AT TODAY’S SEC OPEN MEETING, proposals to establish capital, margin, and segregation requirements for security-based swap dealers (SBSD) and major security-based swap (SBS) participants, and capital requirements for broker-dealers were unanimously approved.

In her opening statement, Chairman Mary Schapiro discussed how approval of today’s proposal represent the SEC’s near completion of its proposal phase of Dodd-Frank Title VII requirements. She noted the Commission’s cognizance of “corollary” capital and margin rules proposed by the Commodity Futures Trading Commission and the prudential regulators, and said the SEC’s proposal will reflect similarities and differences with those proposals.

The proposed rule sets minimum capital, margin, and segregation requirements for SBSDs as well as outlines certain risk management requirements for these entities. The capital requirements for SBSDs would be closely modeled on the rule that governs capital for broker-dealers and would establish a fixed dollar minimum as well as a ratio requirement equal to eight percent of the margin requirement for cleared and uncleared swaps. Of note, any SBSDs who are not approved by the SEC to use internal models for capital calculation would have to apply haircuts when computing net capital.

With regard to variation margin, SBSDs would be required to determine current exposures through mark-to-market calculations of the positions and collateral in the account to determine equity in that account. Initial margin requirements would be determined by applying the deductions required under the SBSD capital rule to the positions in the account. Eligible collateral would include cash, securities, and/or money market instruments. However, only the value after applying prescribed haircuts to securities and money market instruments would count toward the margin requirements. Collateral would not be collected for exposures to commercial end users.
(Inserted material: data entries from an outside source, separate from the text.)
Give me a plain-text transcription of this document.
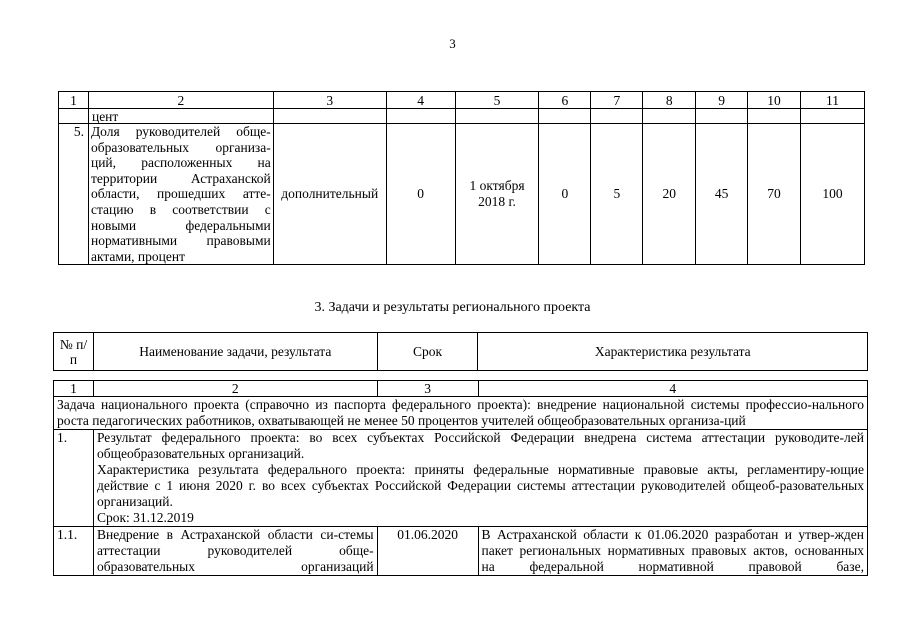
3
1	2	3	4	5	6	7	8	9	10	11
	цент									
5.	Доля руководителей обще-образовательных организа-ций, расположенных на территории Астраханской области, прошедших атте-стацию в соответствии с новыми федеральными нормативными правовыми актами, процент	дополнительный	0	1 октября 2018 г.	0	5	20	45	70	100
3. Задачи и результаты регионального проекта
№ п/п	Наименование задачи, результата	Срок	Характеристика результата
1	2	3	4
Задача национального проекта (справочно из паспорта федерального проекта): внедрение национальной системы профессио-нального роста педагогических работников, охватывающей не менее 50 процентов учителей общеобразовательных организа-ций			
1.	Результат федерального проекта: во всех субъектах Российской Федерации внедрена система аттестации руководите-лей общеобразовательных организаций.
Характеристика результата федерального проекта: приняты федеральные нормативные правовые акты, регламентиру-ющие действие с 1 июня 2020 г. во всех субъектах Российской Федерации системы аттестации руководителей общеоб-разовательных организаций.
Срок: 31.12.2019		

1.1.	Внедрение в Астраханской области си-стемы аттестации руководителей обще-образовательных организаций	01.06.2020	В Астраханской области к 01.06.2020 разработан и утвер-жден пакет региональных нормативных правовых актов, основанных на федеральной нормативной правовой базе,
Major SBS participants would be required to maintain a positive tangible net worth and to meet certain risk management standards. These entities would also be required to collect margin collateral to cover counterparty exposure and to deliver collateral to cover the counterparty’s exposure to them.

A fact sheet of the proposal can be found here and for an interactive map of the SBS regulatory regime prepared by the SEC, please click here.

During presentation of the proposal, staff noted that economic analyses were conducted on the rule but encouraged market participants to provide their analyses of the proposal and any accompanying data. Commissioner Elisse Walter echoed this request by calling on interested parties to not only provide their view on the proposal but to also discuss any alternatives and relevant data.

Although he voted in favor of the rule, Commissioner Luis Aguilar questioned whether the net capital requirements for SBSDs and major SBS participants were sufficient to adequately safeguard the financial stability of those entities. Notably, Aguilar also questioned whether the capital of these entities would be adequately safeguarded when margin is not collected from commercial end users.

Finally, Commissioner Daniel Gallagher asked when the SEC’s proposal addressing the extraterritorial application of Title VII regulations (cross border document) would be released. Robert Cook, Director of the SEC’s Division of Trading and Markets said significant efforts are underway to put out a comprehensive document in the “short-term.” He noted that the SEC would be conducting meetings with U.S. and foreign regulators over “the next month or so” to identify any emerging gaps with regard to the implementation of new regulatory regimes. Cook added that today’s capital and margin rules mark the end of the SEC’s Title VII proposal phase and said the cross border document will be the capstone to those rules.